Ancak, satışlarda gördüm ki, kendi maliyetlerini bile karşılamıyor. Bazı arkadaşlar sadece beni tanıdıkları için satın aldı, bazı arkadaşlara ben almasını önerdim, bazı tanıdıklar kitabı merak ettiği için aldı, bazı tanıdıklar da «bunca yıldır gazeteci olarak Gölbaşı’nın / Bizim kahrımızı çekiyorsun» diyerek 10’larlı vaziyette toptan satın aldı. Kendilerine teşekkür ediyorum. Bu arkadaşları/tanıdıkları sonrasında isimleriyle açıklayıp, ayrı ayrı teşekkür edeceğim.
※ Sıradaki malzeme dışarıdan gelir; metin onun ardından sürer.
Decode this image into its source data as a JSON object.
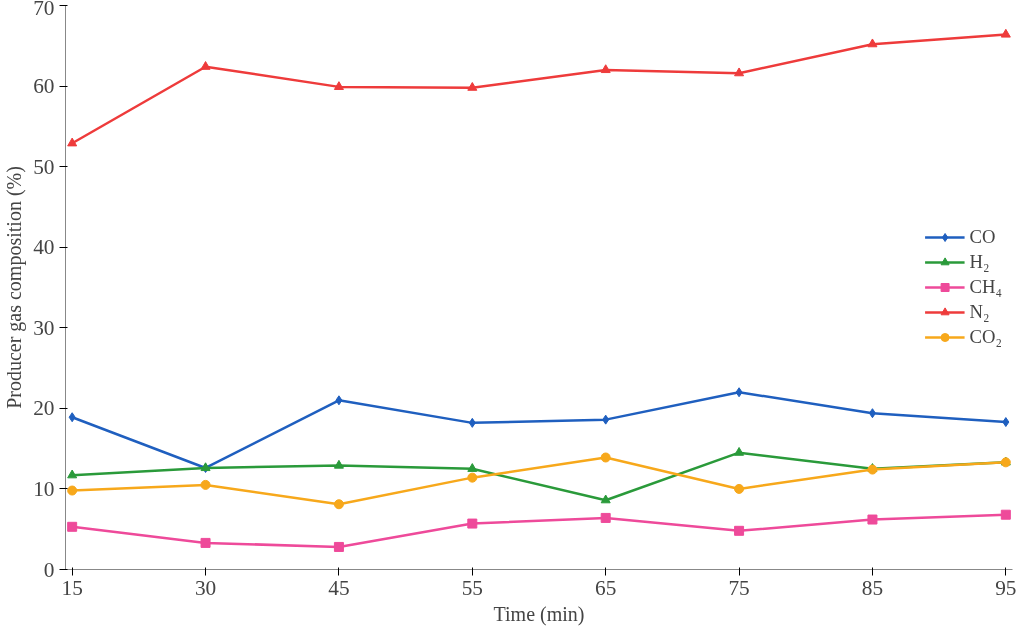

Ancak, her şeyden önce Gölbaşı Öyküleri-Kelebek Etkisi kitabımı bir profesyonel yazar olarak yazmadım. Tamamen gazeteci diliyle amatör bir yazar olarak kendimi de bazı konularda sorumlu hissederek kaleme aldım. «kendi yaşam hikayem»üzerinden biraz felsefe, biraz tarih derken ilçemizin bazı değerlerini kayıt altına almayı amaçlayıp, sonunda bu değerlerin yaşatılmasında siyasilerin sorumluluğunu da vurguladım.
Bana göre öyle de, okuyucuya göre nasıl, okuyanların özelden genelden yorumlarını beklerim. Her türlü soru da sorabilirsiniz.
30 Kasım 2024
Sevgi ve Saygılarımla
Bayram Türkmez
Not. Fotoğraf 2017 yılında Milas'taki köyden Celal Dayı ve Feriştah Yenge ile bir hatıramız.